Filippo Mammì - 15 aprile 2015


Strage al Tribunale di Milano: funerali di Stato per le vittime

Strage al Tribunale di Milano: funerali di Stato per le vittime

E’ stato dichiarato ufficialmente ieri mattina: le vittime della strage al Tribunale di Milano avranno i funerali di Stato, che saranno celebrati oggi alle 16 al Duomo meneghino dal cardinale Angelo Scola, arcivescovo di Milano, e a cui presenzieranno il presidente della Repubblica Sergio Mattarella e i presidenti di Camera e Senato, Laura Boldrini e Pietro Grasso. Funerali a parte, invece, per Giorgio Erba, i cui familiari hanno deciso per la celebrazione delle esequie in forma privata a Monza, sempre oggi alle 10.45. Ancora per stamattina, dalle 9 alle 14, resterà aperta la camera ardente nell’atrio del terzo piano del Palazzo di Giustizia di Milano per il giudice Fernando Ciampi e l’avvocato Lorenzo Claris Appiani, allestita da ieri pomeriggio. Proseguono intanto le indagini per fare chiarezza sui motivi della sparatoria: lunedì scorso, Claudio Giardiello, imputato per la strage, si è avvalso della facoltà di non rispondere al Gip Patrizia Gallucci. Dai racconti fatti da chi lo conosce e le persone care emerge comunque il ritratto di una persona disperata, che più volte ha chiamato i servizi sociali ed era ossessionata dai suoi fallimenti imprenditoriali e dall’angoscia di perdere anche la casa in affitto, che avrebbe deciso di uccidere tutte le persone colpevoli, per la sua mente, di averlo rovinato.

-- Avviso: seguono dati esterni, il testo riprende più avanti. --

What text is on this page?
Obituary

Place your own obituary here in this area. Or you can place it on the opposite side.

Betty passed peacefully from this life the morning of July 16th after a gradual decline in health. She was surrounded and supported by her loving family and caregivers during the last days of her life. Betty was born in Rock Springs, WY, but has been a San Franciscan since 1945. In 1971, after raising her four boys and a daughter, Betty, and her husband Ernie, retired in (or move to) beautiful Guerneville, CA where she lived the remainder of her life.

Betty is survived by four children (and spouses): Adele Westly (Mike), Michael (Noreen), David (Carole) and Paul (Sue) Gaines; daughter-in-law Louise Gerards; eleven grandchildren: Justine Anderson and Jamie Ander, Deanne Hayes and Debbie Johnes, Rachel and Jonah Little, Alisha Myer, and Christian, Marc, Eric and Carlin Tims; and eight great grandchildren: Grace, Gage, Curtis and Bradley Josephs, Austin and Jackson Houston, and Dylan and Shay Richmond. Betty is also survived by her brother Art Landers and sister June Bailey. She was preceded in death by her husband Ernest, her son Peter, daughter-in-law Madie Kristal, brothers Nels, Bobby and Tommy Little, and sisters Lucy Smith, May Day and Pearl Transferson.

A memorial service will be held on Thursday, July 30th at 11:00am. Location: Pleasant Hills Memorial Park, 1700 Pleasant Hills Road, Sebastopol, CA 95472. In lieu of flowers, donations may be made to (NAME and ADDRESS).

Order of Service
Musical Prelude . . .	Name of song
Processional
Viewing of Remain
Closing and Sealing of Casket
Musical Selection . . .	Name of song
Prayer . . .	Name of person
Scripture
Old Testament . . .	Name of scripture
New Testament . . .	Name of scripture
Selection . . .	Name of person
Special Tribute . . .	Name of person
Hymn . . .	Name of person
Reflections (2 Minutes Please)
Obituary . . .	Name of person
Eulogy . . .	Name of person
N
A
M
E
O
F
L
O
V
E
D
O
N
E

Secondo lo psichiatra del carcere di Monza, Giardiello sarebbe capace di partecipare a tutte le fasi processuali; per questo motivo il Gip non ha accettato l’istanza del difensore dell’uomo che puntava ad ottenere una perizia sulle capacità dell’ex imprenditore di essere sottoposto ad un interrogatorio di garanzia. Stessa conclusione dello psichiatra che lo ha visitato prima che si presentasse all’interrogatorio. Intanto, Anna Siena, ex moglie di Giardiello, ha espresso tutto il suo rammarico per la strage in un’intervista al Tg1: “Mi dispiace tantissimo per le famiglie che hanno avuto questo dolore – ha dichiarato – è successo tutto per una crisi nel suo lavoro, seguita a tante incomprensioni con gli ex soci. Era depresso, non dormiva più e prendeva psicofarmaci. Non si è sentito compreso”.